No sólo hay que pensar en los resultados que salgan de las urnas sino, sobre todo, en las garantías para una gobernabilidad eficaz
Los salvadoreños estamos enfrentados hoy a un reto histórico de extraordinaria trascendencia: salvaguardar nuestro proceso democrático por medio de una muy compleja decisión en las urnas cuyo resultado definirá qué partido y qué fórmula competitiva tomarán las riendas del proceso nacional en los años que van de 2019 a 2024. Aunque esta elección se enmarca en las formas establecidas por la legislación vigente, y en tal sentido es un acaecer normal como los anteriores de la misma naturaleza, lo que en verdad tenemos hoy como encargo y como objetivo es una decisión con características muy propias.
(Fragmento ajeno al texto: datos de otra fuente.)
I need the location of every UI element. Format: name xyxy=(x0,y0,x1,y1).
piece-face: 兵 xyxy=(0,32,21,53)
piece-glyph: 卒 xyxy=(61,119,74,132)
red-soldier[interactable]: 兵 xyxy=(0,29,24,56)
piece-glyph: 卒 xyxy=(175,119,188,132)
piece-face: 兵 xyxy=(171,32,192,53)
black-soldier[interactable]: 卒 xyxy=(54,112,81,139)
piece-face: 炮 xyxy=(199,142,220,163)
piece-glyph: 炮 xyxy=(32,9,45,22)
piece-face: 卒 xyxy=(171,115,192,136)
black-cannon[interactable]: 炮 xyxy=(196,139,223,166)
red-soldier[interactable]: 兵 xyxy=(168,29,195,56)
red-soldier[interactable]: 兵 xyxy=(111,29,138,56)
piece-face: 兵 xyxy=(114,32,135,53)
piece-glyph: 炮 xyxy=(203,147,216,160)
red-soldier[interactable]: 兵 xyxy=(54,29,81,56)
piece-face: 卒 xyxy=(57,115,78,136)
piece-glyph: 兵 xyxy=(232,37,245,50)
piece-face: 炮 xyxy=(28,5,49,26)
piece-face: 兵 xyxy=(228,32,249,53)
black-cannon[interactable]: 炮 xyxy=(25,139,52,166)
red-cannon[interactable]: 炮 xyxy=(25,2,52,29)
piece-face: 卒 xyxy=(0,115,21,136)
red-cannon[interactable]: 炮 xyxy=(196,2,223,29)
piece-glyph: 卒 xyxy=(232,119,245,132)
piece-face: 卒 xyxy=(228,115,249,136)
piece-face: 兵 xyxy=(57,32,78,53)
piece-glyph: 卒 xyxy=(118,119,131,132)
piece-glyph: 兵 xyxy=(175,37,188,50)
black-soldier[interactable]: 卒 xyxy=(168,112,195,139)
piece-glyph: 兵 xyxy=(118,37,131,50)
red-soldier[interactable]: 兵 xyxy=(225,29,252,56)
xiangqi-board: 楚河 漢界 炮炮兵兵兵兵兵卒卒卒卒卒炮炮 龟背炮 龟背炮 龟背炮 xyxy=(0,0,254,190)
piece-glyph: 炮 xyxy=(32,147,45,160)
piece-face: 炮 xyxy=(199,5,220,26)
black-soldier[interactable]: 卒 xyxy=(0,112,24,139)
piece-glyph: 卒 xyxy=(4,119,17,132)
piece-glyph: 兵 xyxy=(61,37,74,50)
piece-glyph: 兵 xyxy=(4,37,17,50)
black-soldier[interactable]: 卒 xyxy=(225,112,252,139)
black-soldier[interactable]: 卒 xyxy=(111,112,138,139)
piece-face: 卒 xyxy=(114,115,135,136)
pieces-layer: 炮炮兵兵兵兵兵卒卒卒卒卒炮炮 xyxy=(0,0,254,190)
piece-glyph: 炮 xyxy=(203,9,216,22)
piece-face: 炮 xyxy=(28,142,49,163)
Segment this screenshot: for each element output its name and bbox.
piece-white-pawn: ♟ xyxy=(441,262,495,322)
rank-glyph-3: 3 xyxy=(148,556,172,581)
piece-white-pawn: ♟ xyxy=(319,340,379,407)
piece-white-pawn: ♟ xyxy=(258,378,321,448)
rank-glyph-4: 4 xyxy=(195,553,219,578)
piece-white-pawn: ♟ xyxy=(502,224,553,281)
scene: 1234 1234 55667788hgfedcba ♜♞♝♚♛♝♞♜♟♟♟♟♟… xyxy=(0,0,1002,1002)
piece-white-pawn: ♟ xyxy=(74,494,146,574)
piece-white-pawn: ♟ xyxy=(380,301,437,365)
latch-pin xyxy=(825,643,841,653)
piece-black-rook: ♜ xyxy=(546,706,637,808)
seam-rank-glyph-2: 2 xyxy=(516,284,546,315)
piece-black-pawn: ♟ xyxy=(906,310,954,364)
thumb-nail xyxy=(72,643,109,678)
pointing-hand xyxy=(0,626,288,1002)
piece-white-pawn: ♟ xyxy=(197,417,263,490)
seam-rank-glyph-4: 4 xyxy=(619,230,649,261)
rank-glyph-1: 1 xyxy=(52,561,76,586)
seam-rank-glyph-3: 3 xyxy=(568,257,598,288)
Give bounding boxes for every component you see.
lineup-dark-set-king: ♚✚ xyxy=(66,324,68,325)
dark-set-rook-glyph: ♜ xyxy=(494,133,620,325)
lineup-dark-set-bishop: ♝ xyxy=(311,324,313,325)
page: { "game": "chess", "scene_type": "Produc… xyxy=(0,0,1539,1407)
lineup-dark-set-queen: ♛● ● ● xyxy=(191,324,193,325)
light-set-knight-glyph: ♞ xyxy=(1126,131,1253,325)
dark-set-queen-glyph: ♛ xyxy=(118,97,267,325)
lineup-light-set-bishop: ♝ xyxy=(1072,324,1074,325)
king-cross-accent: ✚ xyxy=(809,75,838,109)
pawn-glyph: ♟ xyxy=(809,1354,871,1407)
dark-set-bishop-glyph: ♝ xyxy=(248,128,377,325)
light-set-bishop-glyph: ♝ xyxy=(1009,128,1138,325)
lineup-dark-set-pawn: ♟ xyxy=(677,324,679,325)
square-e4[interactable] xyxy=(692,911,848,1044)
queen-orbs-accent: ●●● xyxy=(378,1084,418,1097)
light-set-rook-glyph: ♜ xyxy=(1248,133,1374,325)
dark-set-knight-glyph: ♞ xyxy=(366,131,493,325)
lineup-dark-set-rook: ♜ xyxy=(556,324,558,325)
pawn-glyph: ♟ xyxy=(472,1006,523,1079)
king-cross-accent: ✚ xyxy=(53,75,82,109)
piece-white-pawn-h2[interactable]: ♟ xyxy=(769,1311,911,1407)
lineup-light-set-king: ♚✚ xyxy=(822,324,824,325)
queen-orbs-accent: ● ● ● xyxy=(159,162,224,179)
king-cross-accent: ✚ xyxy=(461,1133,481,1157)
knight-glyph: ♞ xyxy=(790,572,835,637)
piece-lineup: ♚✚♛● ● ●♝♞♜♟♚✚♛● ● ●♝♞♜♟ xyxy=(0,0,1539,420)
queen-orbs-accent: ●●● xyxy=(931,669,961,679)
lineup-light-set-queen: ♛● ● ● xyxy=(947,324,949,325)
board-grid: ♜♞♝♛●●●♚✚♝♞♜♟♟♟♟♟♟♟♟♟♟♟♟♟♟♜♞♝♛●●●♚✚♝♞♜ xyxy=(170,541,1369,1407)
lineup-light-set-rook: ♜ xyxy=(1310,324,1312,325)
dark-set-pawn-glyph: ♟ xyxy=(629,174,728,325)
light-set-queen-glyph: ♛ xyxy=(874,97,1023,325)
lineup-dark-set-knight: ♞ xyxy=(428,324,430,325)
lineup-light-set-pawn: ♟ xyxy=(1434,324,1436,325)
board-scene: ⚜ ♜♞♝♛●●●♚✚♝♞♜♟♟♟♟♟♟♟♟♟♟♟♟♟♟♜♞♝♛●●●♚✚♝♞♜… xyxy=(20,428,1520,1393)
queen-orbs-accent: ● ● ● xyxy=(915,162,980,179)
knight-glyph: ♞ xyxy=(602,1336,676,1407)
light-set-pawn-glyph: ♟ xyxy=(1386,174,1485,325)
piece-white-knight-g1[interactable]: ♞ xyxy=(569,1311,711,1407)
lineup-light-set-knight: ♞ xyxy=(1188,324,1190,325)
En primer lugar, está en juego la suerte del sistema partidario, porque ya no es sólo una competencia entre fuerzas tradicionales; y en segundo lugar, tenemos una prueba muy clara frente a lo que busca y reclama la ciudadanía como rumbo de país.
Ahora hay dos fechas que tienen una trascendencia muy relevante para el futuro del sistema y para la suerte inmediata de los salvadoreños: el 3 de febrero de 2019, cuando los ciudadanos expresaremos nuestra decisión en las urnas, y el 1 de junio de ese mismo año, cuando la nueva Administración entrará en funciones. En este momento, y dadas las expectativas tan acuciantes que se mueven en el ambiente, la primera de esas fechas es la que gana toda la atención; pero, en el plano más analítico, hay que darle el relieve que corresponde al momento en que la próxima gestión gubernamental iniciará su trayectoria.
Y es que no basta obtener el triunfo en los comicios, con los matices y las cifras que sea, ya que lo más importante para el país y para su proceso es que la gobernabilidad pueda ser activada de veras, conforme a lo que permiten las condiciones de la realidad en esta precisa coyuntura. Si algo ha sido una limitación permanente del desempeño público en los tiempos más recientes ha sido la incapacidad del sistema político para abrirle espacios a una gobernabilidad que pueda funcionar como tal; y las consecuencias de ello están a la vista en las distintas fallas y distorsiones que nos aquejan.
Confiamos en que los retos que se han activado en el curso de la competencia electoral que está en movimiento con características sin precedentes sirvan como estímulo para que los distintos actores nacionales se decidan por fin a poner todo lo que a quien le corresponde para que nuestro proceso evolutivo gane solidez y credibilidad en la medida adecuada. Entendamos todos que la competencia política no es batalla en el ring sino juego de contrastes con propósito constructivo, y así tendría que enfocarse y manejarse para que haya perspectivas ciertas de salir adelante en todos los temas y problemas que aguardan tratamientos y soluciones.
Estamos en plena campaña, y en el poco tiempo que falta para llegar al 3 de febrero las ansias de prevalecer en las urnas se impondrán sin duda sobre todo lo demás; pero, aunque así sea, tenemos que insistir en el imperativo de lograr que a partir de ese momento, y sean cuales fueren los números resultantes, busquemos en conjunto la viabilidad del ejercicio que viene, ya que de eso depende que el país pueda moverse en función de una prosperidad que ya no admite dilaciones.
SI ALGO HA SIDO UNA LIMITACIÓN PERMANENTE DEL DESEMPEÑO PÚBLICO EN LOS TIEMPOS MÁS RECIENTES HA SIDO LA INCAPACIDAD DEL SISTEMA POLÍTICO PARA ABRIRLE ESPACIOS A UNA GOBERNABILIDAD QUE PUEDA FUNCIONAR COMO TAL.